The first step to winning a game is to be a participant in it. The consequences of a continued under-participation in tech careers by historically marginalized populations will lead to a furthering of economic stratification and inequity. More avenues for participation must be developed and more people must participate for collective economic empowerment at the community level to take place.
This is the time to find innovative ways to get students of all ages off the sidelines and into the game. Too many people are watching from the sidelines believing that they don’t have what it takes to be able to get out on the field. Limiting beliefs may prevent some from participating when they have the potential and capacity to flourish.
There is a need for initial exposure to the multitude of roles within the tech economy and then for pathways to be created for interested students to delve deeper into their preferred area of interest. This will take both competent people and dedicated resources to provide some level of consistency and continuity.
It is important to note that everyone does not have to be directly involved in software development. There are various ways to participate in tech-related programming including robotics, gaming, graphic design, sales, and marketing among others. There are also transferrable skills that may have been cultivated in other industries that can be utilized within the universe of tech economy participation.
Getting people started and participating at some level puts them in a position where they can build momentum and gain skills that can qualify them to play at a higher level. Capacity can be increased after participation has begun.

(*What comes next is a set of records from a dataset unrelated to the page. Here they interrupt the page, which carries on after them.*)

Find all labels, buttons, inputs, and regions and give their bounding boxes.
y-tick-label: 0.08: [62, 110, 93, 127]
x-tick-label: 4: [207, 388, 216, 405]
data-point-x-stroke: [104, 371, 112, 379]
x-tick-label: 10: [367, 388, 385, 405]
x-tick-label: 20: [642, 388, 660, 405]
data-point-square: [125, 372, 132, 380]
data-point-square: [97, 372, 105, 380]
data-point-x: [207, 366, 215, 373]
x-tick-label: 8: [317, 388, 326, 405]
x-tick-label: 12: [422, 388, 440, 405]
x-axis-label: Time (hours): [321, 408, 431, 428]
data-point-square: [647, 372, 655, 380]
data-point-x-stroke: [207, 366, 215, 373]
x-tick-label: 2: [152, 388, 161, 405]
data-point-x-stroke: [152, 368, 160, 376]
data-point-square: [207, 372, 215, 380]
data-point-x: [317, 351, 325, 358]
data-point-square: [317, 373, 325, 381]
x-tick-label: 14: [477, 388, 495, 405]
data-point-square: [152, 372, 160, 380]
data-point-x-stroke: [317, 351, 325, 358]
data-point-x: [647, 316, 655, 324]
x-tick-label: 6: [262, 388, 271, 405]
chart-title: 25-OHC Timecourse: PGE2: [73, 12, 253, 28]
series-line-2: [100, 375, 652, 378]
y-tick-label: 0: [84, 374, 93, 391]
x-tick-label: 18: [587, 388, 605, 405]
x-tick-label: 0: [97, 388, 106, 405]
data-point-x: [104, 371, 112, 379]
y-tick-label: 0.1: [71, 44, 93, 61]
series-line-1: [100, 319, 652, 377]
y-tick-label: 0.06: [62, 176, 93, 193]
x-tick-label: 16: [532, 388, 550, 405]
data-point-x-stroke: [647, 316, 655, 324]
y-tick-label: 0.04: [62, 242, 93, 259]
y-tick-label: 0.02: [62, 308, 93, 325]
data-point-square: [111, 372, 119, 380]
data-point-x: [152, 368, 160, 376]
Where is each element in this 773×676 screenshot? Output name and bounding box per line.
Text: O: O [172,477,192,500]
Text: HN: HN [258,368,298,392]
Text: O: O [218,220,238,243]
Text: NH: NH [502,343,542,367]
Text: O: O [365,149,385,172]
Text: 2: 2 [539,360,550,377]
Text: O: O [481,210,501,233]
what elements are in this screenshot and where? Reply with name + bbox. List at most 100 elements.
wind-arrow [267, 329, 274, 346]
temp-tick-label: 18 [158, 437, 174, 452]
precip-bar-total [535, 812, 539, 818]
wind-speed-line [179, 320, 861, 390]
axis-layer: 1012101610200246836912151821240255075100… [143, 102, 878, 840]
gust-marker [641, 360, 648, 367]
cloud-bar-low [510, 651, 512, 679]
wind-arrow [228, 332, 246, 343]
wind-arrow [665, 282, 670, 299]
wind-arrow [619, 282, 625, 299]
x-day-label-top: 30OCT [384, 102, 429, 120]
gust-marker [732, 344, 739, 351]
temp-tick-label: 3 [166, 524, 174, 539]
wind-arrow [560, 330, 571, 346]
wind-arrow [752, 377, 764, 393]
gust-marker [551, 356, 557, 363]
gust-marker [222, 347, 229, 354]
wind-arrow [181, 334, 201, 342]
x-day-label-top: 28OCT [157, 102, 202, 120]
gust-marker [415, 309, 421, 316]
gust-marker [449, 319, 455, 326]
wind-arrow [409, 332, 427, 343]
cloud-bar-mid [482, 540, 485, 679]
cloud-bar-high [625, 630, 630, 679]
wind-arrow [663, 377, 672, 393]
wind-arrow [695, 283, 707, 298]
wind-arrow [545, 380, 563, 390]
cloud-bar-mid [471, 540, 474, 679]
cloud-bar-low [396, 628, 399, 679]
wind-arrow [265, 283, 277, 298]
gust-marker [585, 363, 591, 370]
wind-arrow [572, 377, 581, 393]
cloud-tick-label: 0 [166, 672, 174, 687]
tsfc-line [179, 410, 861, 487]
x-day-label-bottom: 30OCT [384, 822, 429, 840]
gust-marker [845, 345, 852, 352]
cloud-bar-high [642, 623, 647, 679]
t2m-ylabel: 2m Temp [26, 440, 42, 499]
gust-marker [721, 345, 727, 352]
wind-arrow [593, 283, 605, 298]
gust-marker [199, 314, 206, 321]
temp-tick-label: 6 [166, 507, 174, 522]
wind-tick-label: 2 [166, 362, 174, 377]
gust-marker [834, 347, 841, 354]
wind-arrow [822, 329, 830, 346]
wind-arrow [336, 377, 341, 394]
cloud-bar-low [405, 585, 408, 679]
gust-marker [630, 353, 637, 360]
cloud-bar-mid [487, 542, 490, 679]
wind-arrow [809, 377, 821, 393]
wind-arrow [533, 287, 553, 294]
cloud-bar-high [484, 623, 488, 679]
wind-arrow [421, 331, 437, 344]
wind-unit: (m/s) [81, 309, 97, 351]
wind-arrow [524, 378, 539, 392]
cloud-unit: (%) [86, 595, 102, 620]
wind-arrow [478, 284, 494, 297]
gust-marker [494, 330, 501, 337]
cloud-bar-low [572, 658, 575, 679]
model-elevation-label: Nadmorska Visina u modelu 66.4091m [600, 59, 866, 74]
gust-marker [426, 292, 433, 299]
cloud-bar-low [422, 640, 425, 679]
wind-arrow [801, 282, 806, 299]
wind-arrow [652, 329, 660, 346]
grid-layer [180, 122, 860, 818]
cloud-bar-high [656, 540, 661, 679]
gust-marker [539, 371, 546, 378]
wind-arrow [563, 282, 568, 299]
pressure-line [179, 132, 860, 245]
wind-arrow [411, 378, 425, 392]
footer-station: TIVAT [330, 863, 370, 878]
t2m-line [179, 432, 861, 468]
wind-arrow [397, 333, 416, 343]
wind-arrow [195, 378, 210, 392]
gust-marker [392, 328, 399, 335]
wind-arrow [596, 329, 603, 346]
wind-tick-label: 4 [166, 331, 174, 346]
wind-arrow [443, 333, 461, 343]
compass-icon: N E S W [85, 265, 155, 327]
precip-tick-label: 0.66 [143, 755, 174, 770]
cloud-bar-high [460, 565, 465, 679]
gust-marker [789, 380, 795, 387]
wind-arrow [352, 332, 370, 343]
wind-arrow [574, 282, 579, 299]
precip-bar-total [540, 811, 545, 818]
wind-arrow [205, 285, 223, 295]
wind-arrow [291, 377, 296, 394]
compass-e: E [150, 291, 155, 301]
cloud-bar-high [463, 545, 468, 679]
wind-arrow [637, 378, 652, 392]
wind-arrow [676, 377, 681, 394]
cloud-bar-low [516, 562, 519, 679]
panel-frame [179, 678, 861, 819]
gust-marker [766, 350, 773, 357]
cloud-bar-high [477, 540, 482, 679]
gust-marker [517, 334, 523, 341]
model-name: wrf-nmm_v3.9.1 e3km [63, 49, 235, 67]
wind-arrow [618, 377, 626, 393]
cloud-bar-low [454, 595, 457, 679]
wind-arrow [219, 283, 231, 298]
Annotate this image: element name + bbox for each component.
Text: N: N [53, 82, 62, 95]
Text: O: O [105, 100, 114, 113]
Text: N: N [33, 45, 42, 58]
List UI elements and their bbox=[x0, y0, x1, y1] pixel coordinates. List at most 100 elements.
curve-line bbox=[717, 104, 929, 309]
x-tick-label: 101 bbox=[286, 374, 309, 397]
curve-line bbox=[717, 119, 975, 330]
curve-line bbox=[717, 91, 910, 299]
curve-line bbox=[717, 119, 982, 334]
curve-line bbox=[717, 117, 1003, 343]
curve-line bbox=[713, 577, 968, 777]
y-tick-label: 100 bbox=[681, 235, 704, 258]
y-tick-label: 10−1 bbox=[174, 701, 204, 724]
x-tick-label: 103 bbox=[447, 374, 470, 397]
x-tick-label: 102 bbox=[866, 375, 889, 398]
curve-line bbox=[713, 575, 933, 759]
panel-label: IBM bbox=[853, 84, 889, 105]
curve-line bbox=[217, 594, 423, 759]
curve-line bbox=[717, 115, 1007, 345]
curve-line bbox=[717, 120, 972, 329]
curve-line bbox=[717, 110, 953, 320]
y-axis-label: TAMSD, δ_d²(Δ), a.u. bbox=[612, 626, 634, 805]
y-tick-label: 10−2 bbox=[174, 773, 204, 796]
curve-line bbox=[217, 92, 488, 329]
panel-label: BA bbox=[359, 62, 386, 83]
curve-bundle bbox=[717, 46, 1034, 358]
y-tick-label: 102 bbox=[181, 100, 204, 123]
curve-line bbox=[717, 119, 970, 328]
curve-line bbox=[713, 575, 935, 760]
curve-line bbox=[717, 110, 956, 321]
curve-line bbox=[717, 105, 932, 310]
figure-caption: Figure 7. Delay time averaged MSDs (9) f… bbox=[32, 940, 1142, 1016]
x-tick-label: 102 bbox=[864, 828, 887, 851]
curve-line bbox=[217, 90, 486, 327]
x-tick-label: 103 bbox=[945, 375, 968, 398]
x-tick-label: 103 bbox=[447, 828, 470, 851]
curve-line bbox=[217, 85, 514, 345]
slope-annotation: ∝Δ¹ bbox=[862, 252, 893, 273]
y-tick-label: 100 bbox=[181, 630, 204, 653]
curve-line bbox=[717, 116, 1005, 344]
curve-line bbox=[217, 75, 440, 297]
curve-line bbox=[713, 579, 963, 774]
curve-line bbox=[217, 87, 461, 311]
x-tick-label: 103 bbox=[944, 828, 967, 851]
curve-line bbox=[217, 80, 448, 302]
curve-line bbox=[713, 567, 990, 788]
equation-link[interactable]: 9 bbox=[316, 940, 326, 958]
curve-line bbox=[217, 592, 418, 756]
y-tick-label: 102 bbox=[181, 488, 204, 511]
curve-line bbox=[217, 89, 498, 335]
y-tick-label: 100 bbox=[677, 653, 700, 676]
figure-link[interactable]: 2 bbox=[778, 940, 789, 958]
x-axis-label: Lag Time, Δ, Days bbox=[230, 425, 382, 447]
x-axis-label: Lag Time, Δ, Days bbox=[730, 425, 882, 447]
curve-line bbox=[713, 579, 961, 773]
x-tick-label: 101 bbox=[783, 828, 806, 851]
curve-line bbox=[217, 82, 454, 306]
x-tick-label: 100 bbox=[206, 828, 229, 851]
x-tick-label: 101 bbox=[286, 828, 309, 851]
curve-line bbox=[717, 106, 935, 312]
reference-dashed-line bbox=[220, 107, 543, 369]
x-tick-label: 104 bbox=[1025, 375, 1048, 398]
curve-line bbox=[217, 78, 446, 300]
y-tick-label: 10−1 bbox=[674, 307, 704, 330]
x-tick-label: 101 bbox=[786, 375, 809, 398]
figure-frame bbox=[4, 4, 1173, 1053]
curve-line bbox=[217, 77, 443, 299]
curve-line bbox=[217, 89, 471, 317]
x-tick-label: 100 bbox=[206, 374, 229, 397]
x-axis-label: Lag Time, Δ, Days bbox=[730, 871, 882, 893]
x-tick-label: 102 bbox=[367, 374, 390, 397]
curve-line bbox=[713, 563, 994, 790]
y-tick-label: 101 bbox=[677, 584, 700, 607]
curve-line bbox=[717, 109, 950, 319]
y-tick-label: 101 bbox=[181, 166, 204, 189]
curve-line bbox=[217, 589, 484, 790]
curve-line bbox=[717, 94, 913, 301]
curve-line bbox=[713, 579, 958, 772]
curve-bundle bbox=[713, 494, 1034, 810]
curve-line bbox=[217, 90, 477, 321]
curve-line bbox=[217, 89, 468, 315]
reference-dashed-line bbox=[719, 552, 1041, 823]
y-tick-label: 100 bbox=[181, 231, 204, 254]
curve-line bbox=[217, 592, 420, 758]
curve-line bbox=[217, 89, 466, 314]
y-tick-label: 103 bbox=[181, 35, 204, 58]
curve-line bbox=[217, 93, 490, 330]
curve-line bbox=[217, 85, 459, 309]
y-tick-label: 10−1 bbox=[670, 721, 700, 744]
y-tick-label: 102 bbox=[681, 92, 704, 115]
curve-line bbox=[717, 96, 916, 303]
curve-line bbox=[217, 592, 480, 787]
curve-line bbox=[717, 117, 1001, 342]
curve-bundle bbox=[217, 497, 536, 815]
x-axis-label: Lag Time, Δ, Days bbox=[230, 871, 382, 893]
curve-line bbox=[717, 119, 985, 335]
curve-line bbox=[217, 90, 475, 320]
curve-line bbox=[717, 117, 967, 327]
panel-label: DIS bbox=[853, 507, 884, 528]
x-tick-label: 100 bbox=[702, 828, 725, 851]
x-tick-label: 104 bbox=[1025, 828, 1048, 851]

There will no doubt be gaps in the ability of people to play initially, but if they are given equitable facilities, instruction, and opportunities then their chances to be competitive in the tech marketplace are likely to increase dramatically.
Capacity building activities can also be embedded into the co-curricular and extra-curricular culture and processes of schools and communities in the same way that sports like basketball and football are. In sports, player capacity and performance are improved through coaching and practice. Skills are sharpened through camps, drills, and competitions.
Additionally, there are individual regimens and ways that people can work on their craft outside of formal settings. These are all ways that sports training methods can be transferred to tech. Apprenticeships, certificate programs, and other training platforms can also be established or bolstered to get unskilled or semi-skilled individuals the additional training that they need to be competitive in the tech workplace.
Critical tech courses can also be embedded in the core curriculum of school systems. The relevance of some existing required classes is questionable at best. A “Flintstones” academic program is not optimal for a “Jetsons” world. Development opportunities that provide exposure, information, hands-on activities, and connectivity to further capacity building infrastructures are starting points where people can identify their interests and accelerate in their chosen pathways.
After the initiation of participation and capacity building, there must be intentional efforts to open up the doors of tech employment and entrepreneurship. Exposure and opportunity without tangible benefits at the culmination of the process is not sufficient. Preparing people to walk through the gates of tech opportunity will be to little avail if the gates are locked. Beating down the doors with qualified applicants is the first step to nullifying the excuse of not finding enough “qualified” tech workers.
Economic development for most people means gaining access to a higher paying job, the window is open with tech for more individuals to do that and ultimately improve financial conditions for themselves, their families, and their communities.
A radical change in tech participation that is initiated and sustained would go a long way towards producing the kind of economic transformation that can lift individuals and communities into higher levels of educational achievement, social mobility, and better health outcomes.
Dr. Marcus Bright is a scholar and social impact strategist.